Perhaps the first Persian Carpets were not made by Iranian populations, but carpet weaving tradition reached such a high climax in Persia to become the allmark of local art.

Sheep farming, wool, Persian rugs

Iran has been long referred to as Persia; in fact its ancient Greek name is ‘Persis’. The Persian plateau has been inhabited since prehistoric times by populations that principally made their living on agriculture, pastoralism and also practiced metallurgy. The very first handmade carpets were manufactured in this area thanks to the wide availability of raw materials like wool.

The Mongols conquered Persia in 1206 founding the Ilkhanid dynasty. They began producing court rugs, transforming the function and the value of these handicrafts. The art of handmade carpets continued even when at the end of the 14th century Persia was invaded by the Timurids, a population from central Asia founded by Tamerlano. These people encouraged miniature art using a particular scheme which was also adopted to weave motifs of medallion-design carpets. During the Timurid dynasty the first Buddhist patterns were integrated and peonies, lotus flowers and clouds motifs appeared in the design of these rugs.


The history of Persian Carpets prior to the 15th century is poorly documented. In the 15th century these carpets progressively abandoned geometrical motifs in favour of a more flower style pattern, probably due to the contact with Chinese art.
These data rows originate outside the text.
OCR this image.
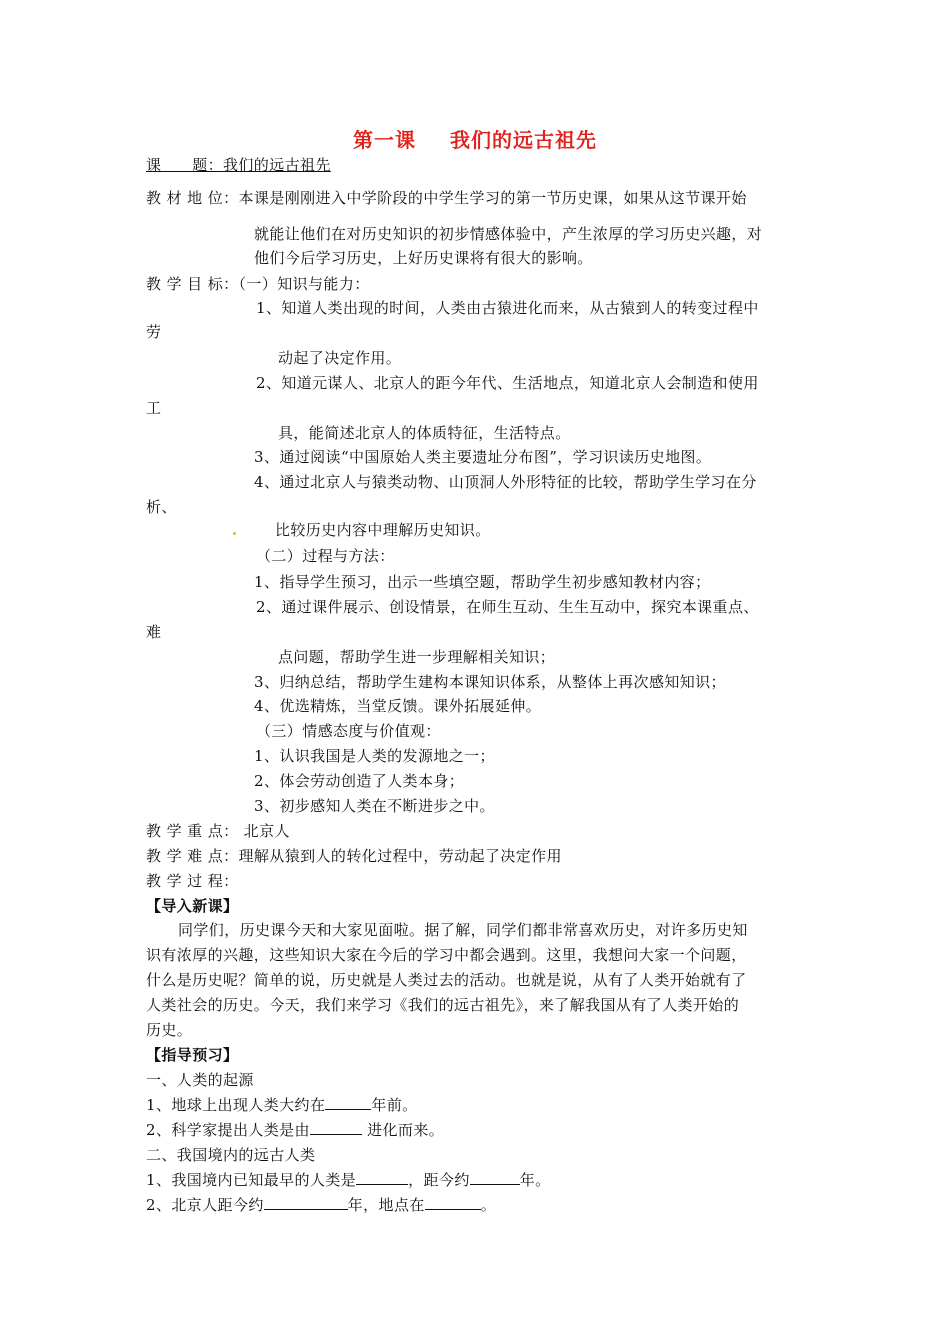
第一课 我们的远古祖先
课　　题：我们的远古祖先
教 材 地 位：本课是刚刚进入中学阶段的中学生学习的第一节历史课，如果从这节课开始
就能让他们在对历史知识的初步情感体验中，产生浓厚的学习历史兴趣，对
他们今后学习历史，上好历史课将有很大的影响。
教 学 目 标：（一）知识与能力：
1、知道人类出现的时间，人类由古猿进化而来，从古猿到人的转变过程中
劳
动起了决定作用。
2、知道元谋人、北京人的距今年代、生活地点，知道北京人会制造和使用
工
具，能简述北京人的体质特征，生活特点。
3、通过阅读“中国原始人类主要遗址分布图”，学习识读历史地图。
4、通过北京人与猿类动物、山顶洞人外形特征的比较，帮助学生学习在分
析、
比较历史内容中理解历史知识。
（二）过程与方法：
1、指导学生预习，出示一些填空题，帮助学生初步感知教材内容；
2、通过课件展示、创设情景，在师生互动、生生互动中，探究本课重点、
难
点问题，帮助学生进一步理解相关知识；
3、归纳总结，帮助学生建构本课知识体系，从整体上再次感知知识；
4、优选精炼，当堂反馈。课外拓展延伸。
（三）情感态度与价值观：
1、认识我国是人类的发源地之一；
2、体会劳动创造了人类本身；
3、初步感知人类在不断进步之中。
教 学 重 点： 北京人
教 学 难 点：理解从猿到人的转化过程中，劳动起了决定作用
教 学 过 程：
【导入新课】
同学们，历史课今天和大家见面啦。据了解，同学们都非常喜欢历史，对许多历史知
识有浓厚的兴趣，这些知识大家在今后的学习中都会遇到。这里，我想问大家一个问题，
什么是历史呢？简单的说，历史就是人类过去的活动。也就是说，从有了人类开始就有了
人类社会的历史。今天，我们来学习《我们的远古祖先》，来了解我国从有了人类开始的
历史。
【指导预习】
一、人类的起源
1、地球上出现人类大约在	年前。
2、科学家提出人类是由	进化而来。
二、我国境内的远古人类
1、我国境内已知最早的人类是	，距今约	年。
2、北京人距今约	年，地点在	。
Persian carpet with geometrical pattern


Persian Carpet, with floral decoration


The Persian culture and art reached their zenith in 1502, in concomitance with the rise of the Safavid dynasty which governed Persia up to 1736. The magnificence of such dynasty found in the art of carpet weaving one of its main artistic expressions, also because this art promoted decorative and technical innovations of remarkable importance which still characterize Persian rugs. Handwoven carpets became the bearer of local aesthetic taste and culture. This period also saw the appearance of the first pieces decorated with plant motifs that represented a specific reference to the Islam paradise..
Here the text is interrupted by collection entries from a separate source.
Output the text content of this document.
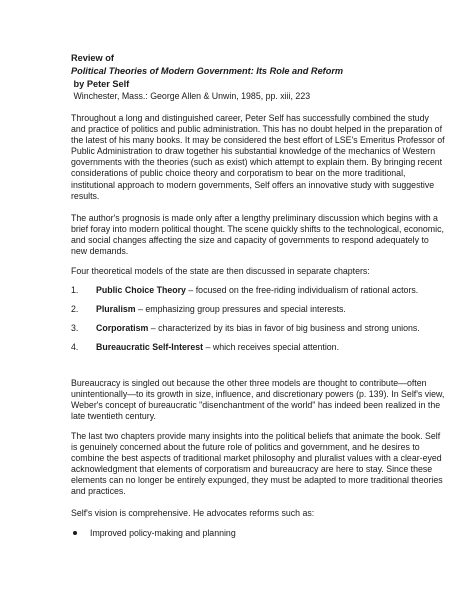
Review of
Political Theories of Modern Government: Its Role and Reform
by Peter Self
Winchester, Mass.: George Allen & Unwin, 1985, pp. xiii, 223
Throughout a long and distinguished career, Peter Self has successfully combined the study
and practice of politics and public administration. This has no doubt helped in the preparation of
the latest of his many books. It may be considered the best effort of LSE's Emeritus Professor of
Public Administration to draw together his substantial knowledge of the mechanics of Western
governments with the theories (such as exist) which attempt to explain them. By bringing recent
considerations of public choice theory and corporatism to bear on the more traditional,
institutional approach to modern governments, Self offers an innovative study with suggestive
results.
The author's prognosis is made only after a lengthy preliminary discussion which begins with a
brief foray into modern political thought. The scene quickly shifts to the technological, economic,
and social changes affecting the size and capacity of governments to respond adequately to
new demands.
Four theoretical models of the state are then discussed in separate chapters:
1. Public Choice Theory – focused on the free-riding individualism of rational actors.
2. Pluralism – emphasizing group pressures and special interests.
3. Corporatism – characterized by its bias in favor of big business and strong unions.
4. Bureaucratic Self-Interest – which receives special attention.
Bureaucracy is singled out because the other three models are thought to contribute—often
unintentionally—to its growth in size, influence, and discretionary powers (p. 139). In Self's view,
Weber's concept of bureaucratic "disenchantment of the world" has indeed been realized in the
late twentieth century.
The last two chapters provide many insights into the political beliefs that animate the book. Self
is genuinely concerned about the future role of politics and government, and he desires to
combine the best aspects of traditional market philosophy and pluralist values with a clear-eyed
acknowledgment that elements of corporatism and bureaucracy are here to stay. Since these
elements can no longer be entirely expunged, they must be adapted to more traditional theories
and practices.
Self's vision is comprehensive. He advocates reforms such as:
Improved policy-making and planning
Persian carpet with floral decoration


Craftsmen harmoniously orchestrated pale colours with purer hues, always using materials of top notch quality. In fact, in this period wool dyeing techniques became more and more refined and the colour palette expanded, offering artists the opportunity to create richer designs. The habit of relying on preparatory cartoons, often designed by famous miniaturists, was introduced at this time. The asymmetrical knot was adopted to reproduce softly outlined and loosely woven designs and borders became wider and rich in symbolism in persian carpets.
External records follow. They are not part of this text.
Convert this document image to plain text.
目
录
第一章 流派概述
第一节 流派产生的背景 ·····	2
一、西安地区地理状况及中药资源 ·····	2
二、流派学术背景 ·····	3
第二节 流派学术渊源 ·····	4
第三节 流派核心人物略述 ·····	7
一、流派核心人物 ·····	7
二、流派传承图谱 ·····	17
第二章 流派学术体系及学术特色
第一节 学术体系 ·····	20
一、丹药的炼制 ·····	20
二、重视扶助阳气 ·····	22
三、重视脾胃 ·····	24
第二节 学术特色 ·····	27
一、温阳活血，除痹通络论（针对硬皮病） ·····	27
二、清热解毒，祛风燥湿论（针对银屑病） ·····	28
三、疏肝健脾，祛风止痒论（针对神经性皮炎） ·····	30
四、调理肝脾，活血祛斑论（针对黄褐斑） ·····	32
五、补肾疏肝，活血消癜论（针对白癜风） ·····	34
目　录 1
Absolute masterpieces of Persian rug weaving date back to this period. These include the Tabriz, the Isfahans, the Kashans, the Kermans, the Shiraz, the Herats and the Yazds, named after their place of origin. Some of the first specimens of these handicrafts are stored in important museums and also command the admiration from the western world. The Ardebil carpet, on display at the Victoria Albert Museum in London, owes its name to the city of Ardebil in which it was found and where it was probably woven around 1540.


Ardebil rug

Ardebil rug, Victoria Albert Museum, London


In 1722 Afghans deposed the last Safavid emperor and conquered all of Persia up to Isfahan. The new dominators moved its capital to Herat, further encouraging local handicraft. A new chapter in carpet weaving history was written in this period, characterized by meaningful changes, especially with regard to decorations. The Herati pattern, consisting of a central diamond-shaped motif with palmette pendants typical of the Safavid period, was adopted to decorate borders in which it often alternates with the Buddhist cloud pattern. The same ornament evolved into a new kind of design, the so-called ‘vase’, from which a grid of flower stems with Herati patterns originates.

The 19th century was a period marked by deep changes in Persian carpets weaving production. Foreign buyers came on the scene and the first mass-production started. The new markets brought some positive changes as well, with new decorative motifs and design formats. However, the negative effects largely offset the positive ones, especially in terms of quality.